Unincorporated community in Sheridan County, Kansas, United States

Studley is an unincorporated community in Sheridan County, Kansas, United States, approximately 16 mi east of Hoxie along U.S. Route 24. It is on the eastern edge of the county in Valley Township, bordering Graham County. It was named after the Studley Royal Park, in England.

==History==
The Lincoln-Colorado Railway (which became part of the Union Pacific Railroad) came through the area in 1888 and opened a station. A post office was opened in Studley in 1889, and remained in operation until it was discontinued in 1994. Prior to 1894, the post office there was called Skelton.

Abraham Pratt, an immigrant from England, is usually credited as the founder of Studley, and he built his Cottonwood Ranch to the west of the hamlet.

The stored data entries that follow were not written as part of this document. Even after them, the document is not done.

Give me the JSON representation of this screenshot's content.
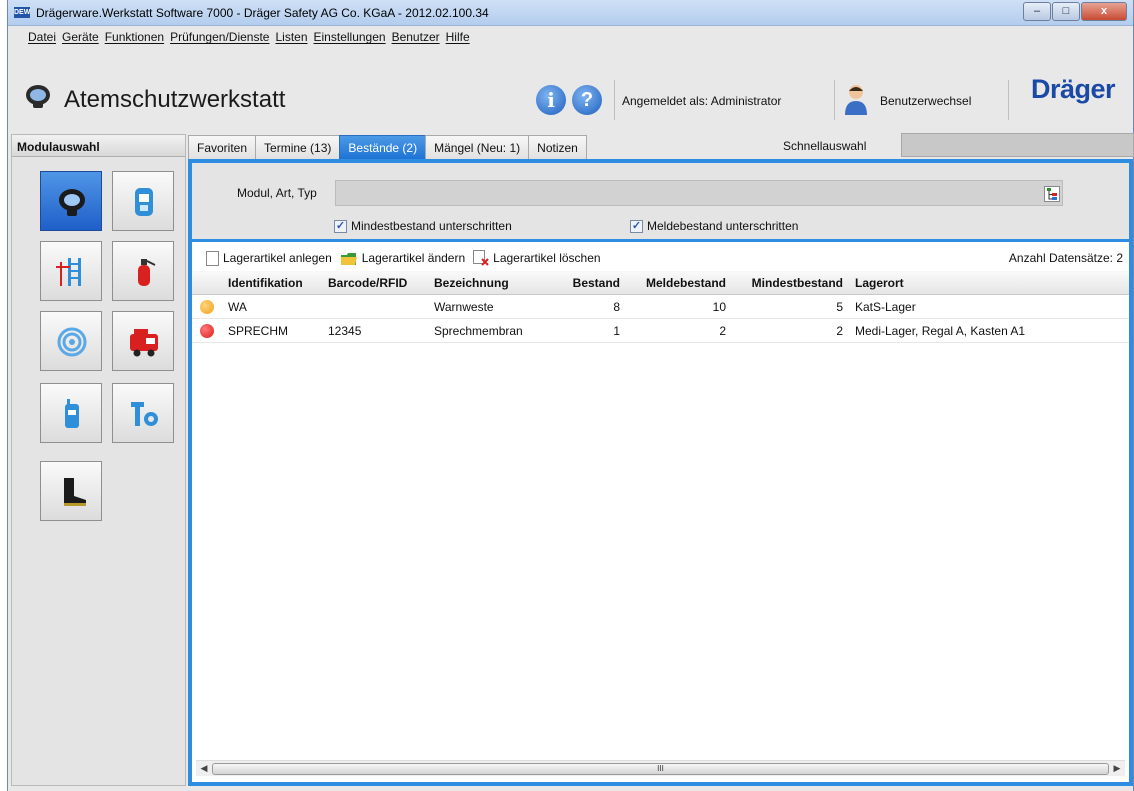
{
  "window": {
    "title": "Drägerware.Werkstatt Software 7000 - Dräger Safety AG  Co. KGaA - 2012.02.100.34",
    "app_icon": "DEW",
    "buttons": {
      "minimize": "–",
      "maximize": "□",
      "close": "x"
    }
  },
  "menu": [
    "Datei",
    "Geräte",
    "Funktionen",
    "Prüfungen/Dienste",
    "Listen",
    "Einstellungen",
    "Benutzer",
    "Hilfe"
  ],
  "header": {
    "title": "Atemschutzwerkstatt",
    "info_icon": "i",
    "help_icon": "?",
    "logged_in": "Angemeldet als: Administrator",
    "switch_user": "Benutzerwechsel",
    "brand": "Dräger"
  },
  "sidebar": {
    "title": "Modulauswahl",
    "modules": [
      "mask-icon",
      "device-icon",
      "ladder-icon",
      "extinguisher-icon",
      "hose-icon",
      "vehicle-icon",
      "radio-icon",
      "tools-icon",
      "boot-icon"
    ]
  },
  "tabs": [
    {
      "label": "Favoriten",
      "active": false
    },
    {
      "label": "Termine (13)",
      "active": false
    },
    {
      "label": "Bestände (2)",
      "active": true
    },
    {
      "label": "Mängel (Neu: 1)",
      "active": false
    },
    {
      "label": "Notizen",
      "active": false
    }
  ],
  "quickselect": {
    "label": "Schnellauswahl",
    "value": ""
  },
  "filter": {
    "label": "Modul, Art, Typ",
    "value": "",
    "check1": {
      "label": "Mindestbestand unterschritten",
      "checked": true
    },
    "check2": {
      "label": "Meldebestand unterschritten",
      "checked": true
    }
  },
  "toolbar": {
    "create": "Lagerartikel anlegen",
    "edit": "Lagerartikel ändern",
    "delete": "Lagerartikel löschen",
    "count": "Anzahl Datensätze: 2"
  },
  "table": {
    "columns": [
      "Identifikation",
      "Barcode/RFID",
      "Bezeichnung",
      "Bestand",
      "Meldebestand",
      "Mindestbestand",
      "Lagerort"
    ],
    "rows": [
      {
        "status_color": "#f2a21c",
        "id": "WA",
        "barcode": "",
        "name": "Warnweste",
        "stock": "8",
        "report": "10",
        "min": "5",
        "location": "KatS-Lager"
      },
      {
        "status_color": "#e01a1a",
        "id": "SPRECHM",
        "barcode": "12345",
        "name": "Sprechmembran",
        "stock": "1",
        "report": "2",
        "min": "2",
        "location": "Medi-Lager, Regal A, Kasten A1"
      }
    ]
  },
  "scrollbar": {
    "grip": "III"
  }
}
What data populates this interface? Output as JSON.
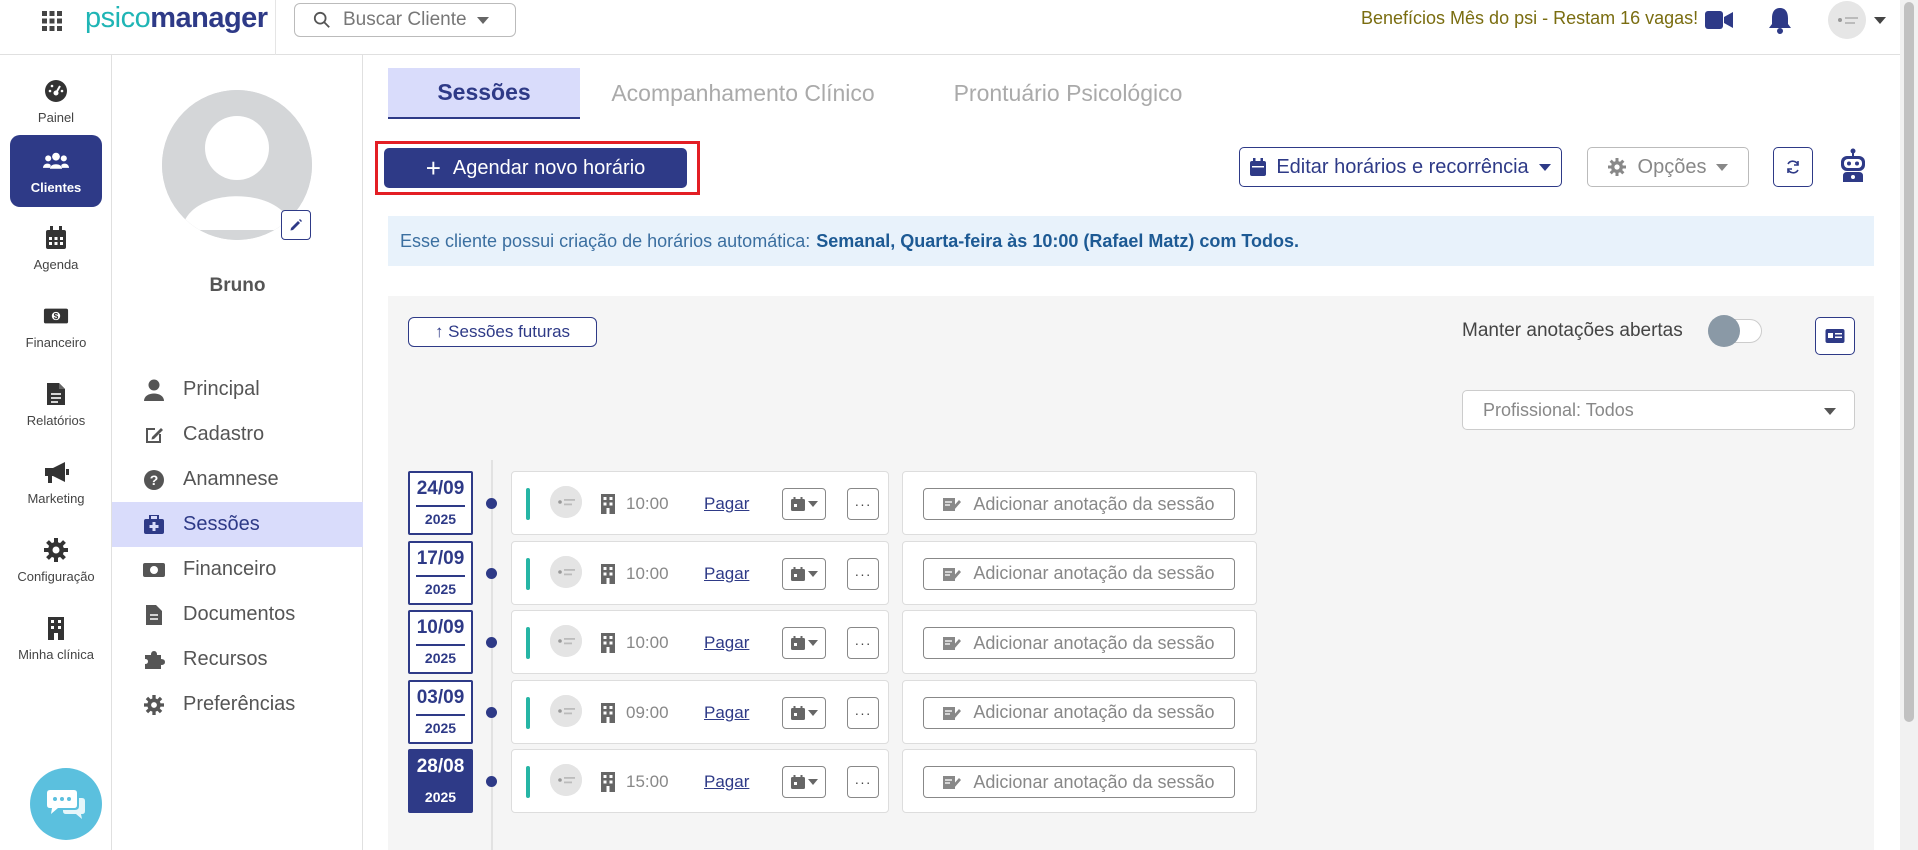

With Pratt's English roots, the community was named after Studley Royal Park in England.

In 1910 it had a population of 75, but like many small western Kansas communities, its population has since declined, down to a population of 33 in the early 21st century. The community's grade school closed in the 1960s (part of the state unification plan), and its last grocery store closed in the 1970s. The 99-mile Plainville-Colby branch of the Union Pacific Railroad which passed through Studley was abandoned in 1998.

==Education==
The community is served by Hoxie USD 412 public school district.